SAP Concurは長年のエンタープライズ向けT&Eの定番です。Concur Travel・Concur Expense・Concur Invoiceを擁し、ERP/会計との深い連携、グローバル対応、堅牢なポリシー・監査機能を備えます。強力な反面、導入は複雑かつコストがかかり、AIネイティブな新興ツールと比べるとやや重厚に感じる場合があります。
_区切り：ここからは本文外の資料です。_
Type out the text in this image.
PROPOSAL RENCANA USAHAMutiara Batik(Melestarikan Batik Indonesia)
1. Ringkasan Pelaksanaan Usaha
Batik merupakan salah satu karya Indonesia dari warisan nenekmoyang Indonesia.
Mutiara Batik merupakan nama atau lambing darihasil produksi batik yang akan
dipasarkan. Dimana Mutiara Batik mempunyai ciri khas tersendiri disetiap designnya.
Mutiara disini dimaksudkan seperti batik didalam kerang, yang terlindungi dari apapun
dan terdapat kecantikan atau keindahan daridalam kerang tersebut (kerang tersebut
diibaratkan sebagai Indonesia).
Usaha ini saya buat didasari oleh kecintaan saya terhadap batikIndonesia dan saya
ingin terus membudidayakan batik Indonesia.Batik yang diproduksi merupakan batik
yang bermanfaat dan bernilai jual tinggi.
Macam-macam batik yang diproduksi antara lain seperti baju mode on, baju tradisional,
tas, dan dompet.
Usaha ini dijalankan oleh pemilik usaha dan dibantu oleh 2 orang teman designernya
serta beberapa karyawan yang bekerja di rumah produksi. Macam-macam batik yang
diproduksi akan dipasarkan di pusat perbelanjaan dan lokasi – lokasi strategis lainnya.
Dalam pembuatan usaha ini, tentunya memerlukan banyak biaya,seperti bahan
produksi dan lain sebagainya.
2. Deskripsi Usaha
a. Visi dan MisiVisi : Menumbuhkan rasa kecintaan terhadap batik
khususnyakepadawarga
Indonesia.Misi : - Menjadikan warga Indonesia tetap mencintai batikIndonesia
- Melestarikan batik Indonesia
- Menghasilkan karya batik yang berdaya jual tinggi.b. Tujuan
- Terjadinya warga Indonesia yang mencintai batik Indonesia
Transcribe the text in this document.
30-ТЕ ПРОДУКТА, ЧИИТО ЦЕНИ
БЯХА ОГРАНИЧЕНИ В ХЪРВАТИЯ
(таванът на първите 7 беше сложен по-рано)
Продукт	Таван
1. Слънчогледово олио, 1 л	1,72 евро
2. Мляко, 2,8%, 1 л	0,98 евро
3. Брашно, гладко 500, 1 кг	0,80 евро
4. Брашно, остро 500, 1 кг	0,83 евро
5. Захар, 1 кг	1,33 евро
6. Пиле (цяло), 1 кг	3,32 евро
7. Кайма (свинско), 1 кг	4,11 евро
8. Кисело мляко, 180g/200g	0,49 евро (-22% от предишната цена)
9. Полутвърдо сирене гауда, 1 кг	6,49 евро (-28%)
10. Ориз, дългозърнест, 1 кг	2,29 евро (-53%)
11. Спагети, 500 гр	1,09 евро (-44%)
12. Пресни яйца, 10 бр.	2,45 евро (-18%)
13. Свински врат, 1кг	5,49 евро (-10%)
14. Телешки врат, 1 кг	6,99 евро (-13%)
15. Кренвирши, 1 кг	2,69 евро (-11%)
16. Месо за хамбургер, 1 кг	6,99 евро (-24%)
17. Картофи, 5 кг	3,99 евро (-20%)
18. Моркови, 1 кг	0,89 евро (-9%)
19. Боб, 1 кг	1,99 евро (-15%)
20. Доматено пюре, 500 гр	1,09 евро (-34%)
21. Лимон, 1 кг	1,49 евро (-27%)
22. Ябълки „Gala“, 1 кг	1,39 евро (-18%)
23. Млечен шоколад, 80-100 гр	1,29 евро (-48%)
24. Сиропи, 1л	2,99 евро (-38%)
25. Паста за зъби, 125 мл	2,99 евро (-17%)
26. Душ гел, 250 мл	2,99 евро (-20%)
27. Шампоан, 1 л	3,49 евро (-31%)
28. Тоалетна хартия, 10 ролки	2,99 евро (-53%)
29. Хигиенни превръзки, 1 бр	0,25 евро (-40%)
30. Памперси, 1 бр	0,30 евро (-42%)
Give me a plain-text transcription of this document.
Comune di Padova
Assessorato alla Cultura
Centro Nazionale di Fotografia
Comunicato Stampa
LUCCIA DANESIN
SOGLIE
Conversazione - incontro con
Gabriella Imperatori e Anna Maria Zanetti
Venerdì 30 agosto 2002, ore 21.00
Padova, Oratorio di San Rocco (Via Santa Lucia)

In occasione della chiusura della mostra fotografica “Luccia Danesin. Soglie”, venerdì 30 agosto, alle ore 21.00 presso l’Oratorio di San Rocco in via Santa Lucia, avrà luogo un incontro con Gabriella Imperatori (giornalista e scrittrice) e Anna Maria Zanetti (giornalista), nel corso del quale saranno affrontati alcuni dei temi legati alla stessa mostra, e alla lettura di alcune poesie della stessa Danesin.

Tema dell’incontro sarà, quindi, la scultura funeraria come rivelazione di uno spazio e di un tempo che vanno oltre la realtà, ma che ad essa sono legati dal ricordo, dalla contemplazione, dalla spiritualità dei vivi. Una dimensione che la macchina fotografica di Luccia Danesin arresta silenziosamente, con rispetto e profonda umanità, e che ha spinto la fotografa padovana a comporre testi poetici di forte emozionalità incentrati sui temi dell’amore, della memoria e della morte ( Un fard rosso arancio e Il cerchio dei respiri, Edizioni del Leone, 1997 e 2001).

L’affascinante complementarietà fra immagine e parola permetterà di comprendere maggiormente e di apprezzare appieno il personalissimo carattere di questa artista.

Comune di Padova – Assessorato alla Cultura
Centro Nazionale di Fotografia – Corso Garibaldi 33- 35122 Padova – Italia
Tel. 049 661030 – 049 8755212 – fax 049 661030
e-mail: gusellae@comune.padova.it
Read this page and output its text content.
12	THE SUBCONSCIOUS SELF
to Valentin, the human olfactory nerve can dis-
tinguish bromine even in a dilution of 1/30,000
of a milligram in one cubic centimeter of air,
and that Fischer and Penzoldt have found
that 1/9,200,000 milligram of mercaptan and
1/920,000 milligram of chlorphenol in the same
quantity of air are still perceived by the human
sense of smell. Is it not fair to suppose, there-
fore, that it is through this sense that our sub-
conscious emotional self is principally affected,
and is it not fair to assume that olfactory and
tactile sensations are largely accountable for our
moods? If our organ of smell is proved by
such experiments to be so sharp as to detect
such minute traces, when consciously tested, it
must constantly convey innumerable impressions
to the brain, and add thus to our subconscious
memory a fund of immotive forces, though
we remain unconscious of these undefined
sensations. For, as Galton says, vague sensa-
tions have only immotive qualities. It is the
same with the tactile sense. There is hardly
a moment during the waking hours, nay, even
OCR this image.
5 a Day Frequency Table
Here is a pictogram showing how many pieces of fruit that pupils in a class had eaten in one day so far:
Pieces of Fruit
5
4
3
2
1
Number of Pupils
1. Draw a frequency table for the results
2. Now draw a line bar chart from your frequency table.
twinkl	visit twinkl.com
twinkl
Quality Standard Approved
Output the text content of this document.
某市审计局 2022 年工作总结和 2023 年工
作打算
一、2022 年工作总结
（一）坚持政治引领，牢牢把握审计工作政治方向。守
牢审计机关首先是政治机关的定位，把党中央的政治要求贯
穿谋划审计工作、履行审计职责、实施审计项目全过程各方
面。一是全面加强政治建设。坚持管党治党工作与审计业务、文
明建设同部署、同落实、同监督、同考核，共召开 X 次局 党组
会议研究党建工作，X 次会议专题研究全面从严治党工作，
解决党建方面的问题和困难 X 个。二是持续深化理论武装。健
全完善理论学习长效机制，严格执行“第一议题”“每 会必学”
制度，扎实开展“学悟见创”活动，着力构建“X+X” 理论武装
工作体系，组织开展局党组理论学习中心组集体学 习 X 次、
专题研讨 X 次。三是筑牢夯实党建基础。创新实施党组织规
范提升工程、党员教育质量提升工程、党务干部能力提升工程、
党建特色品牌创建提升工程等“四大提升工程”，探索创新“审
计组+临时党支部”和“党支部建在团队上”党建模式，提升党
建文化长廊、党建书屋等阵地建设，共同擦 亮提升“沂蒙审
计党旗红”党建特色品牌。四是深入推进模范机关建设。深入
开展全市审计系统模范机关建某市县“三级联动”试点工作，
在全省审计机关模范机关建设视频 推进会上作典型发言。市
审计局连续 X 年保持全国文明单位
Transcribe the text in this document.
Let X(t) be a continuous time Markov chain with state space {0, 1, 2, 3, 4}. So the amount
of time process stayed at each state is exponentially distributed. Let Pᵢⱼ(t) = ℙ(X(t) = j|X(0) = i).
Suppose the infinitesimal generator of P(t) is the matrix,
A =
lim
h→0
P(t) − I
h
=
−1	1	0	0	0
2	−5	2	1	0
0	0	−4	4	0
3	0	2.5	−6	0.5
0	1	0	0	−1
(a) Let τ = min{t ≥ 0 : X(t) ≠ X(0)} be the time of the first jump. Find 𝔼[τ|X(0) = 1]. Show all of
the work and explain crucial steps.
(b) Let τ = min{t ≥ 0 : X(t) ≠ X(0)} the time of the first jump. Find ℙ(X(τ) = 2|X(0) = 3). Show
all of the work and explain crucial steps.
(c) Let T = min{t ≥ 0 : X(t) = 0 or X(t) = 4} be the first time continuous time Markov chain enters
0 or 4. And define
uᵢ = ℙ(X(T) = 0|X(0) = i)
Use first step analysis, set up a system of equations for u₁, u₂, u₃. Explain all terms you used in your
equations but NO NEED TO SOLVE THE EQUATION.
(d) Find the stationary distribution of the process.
代替候補として、出張・カード・経費を統合する成長著しいRampBrex、経費精算に強いExpensify、Amex GBT傘下となったEgencia、欧州中心のPleoSpendeskRydooなどがあります。

選び方

  • 企業規模とグローバル展開: 多国籍・大規模ならSAP ConcurやNavan、欧州中心ならTravelPerkやPleoが有力です。
  • 重視する領域: 予約体験重視ならTravelPerk、経費・カード一体運用ならNavanやRamp、複雑な承認・監査要件ならSAP Concur。
  • 会計/ERP連携: 既存の会計ソフトやERP(SAP、NetSuite等)との連携可否を必ず確認します。
  • コスト構造: ソフト利用料・予約手数料・カード収益のどこで課金されるかを把握します。

導入の注意点

ポリシー設計が不十分だと、AIが提示する選択肢も基準を欠き効果が出ません。導入前に出張規程を整理しておくことが重要です。また、位置情報や決済データを扱うため、データプライバシーと社内のセキュリティ基準への適合を確認しましょう。既存の会計システムとの連携が不完全だと二重入力が残るため、連携範囲の事前検証が欠かせません。

まとめ

AI T&Eプラットフォームは、出張予約から経費精算、安全管理までを自動化し、経理と従業員双方の負担を減らします。Navanは統合型、TravelPerkは予約特化、SAP Concurはエンタープライズ向けと特徴が分かれます。自社の規模・地域・既存システムを軸に、まずは小規模なパイロット運用から始めるのが現実的です。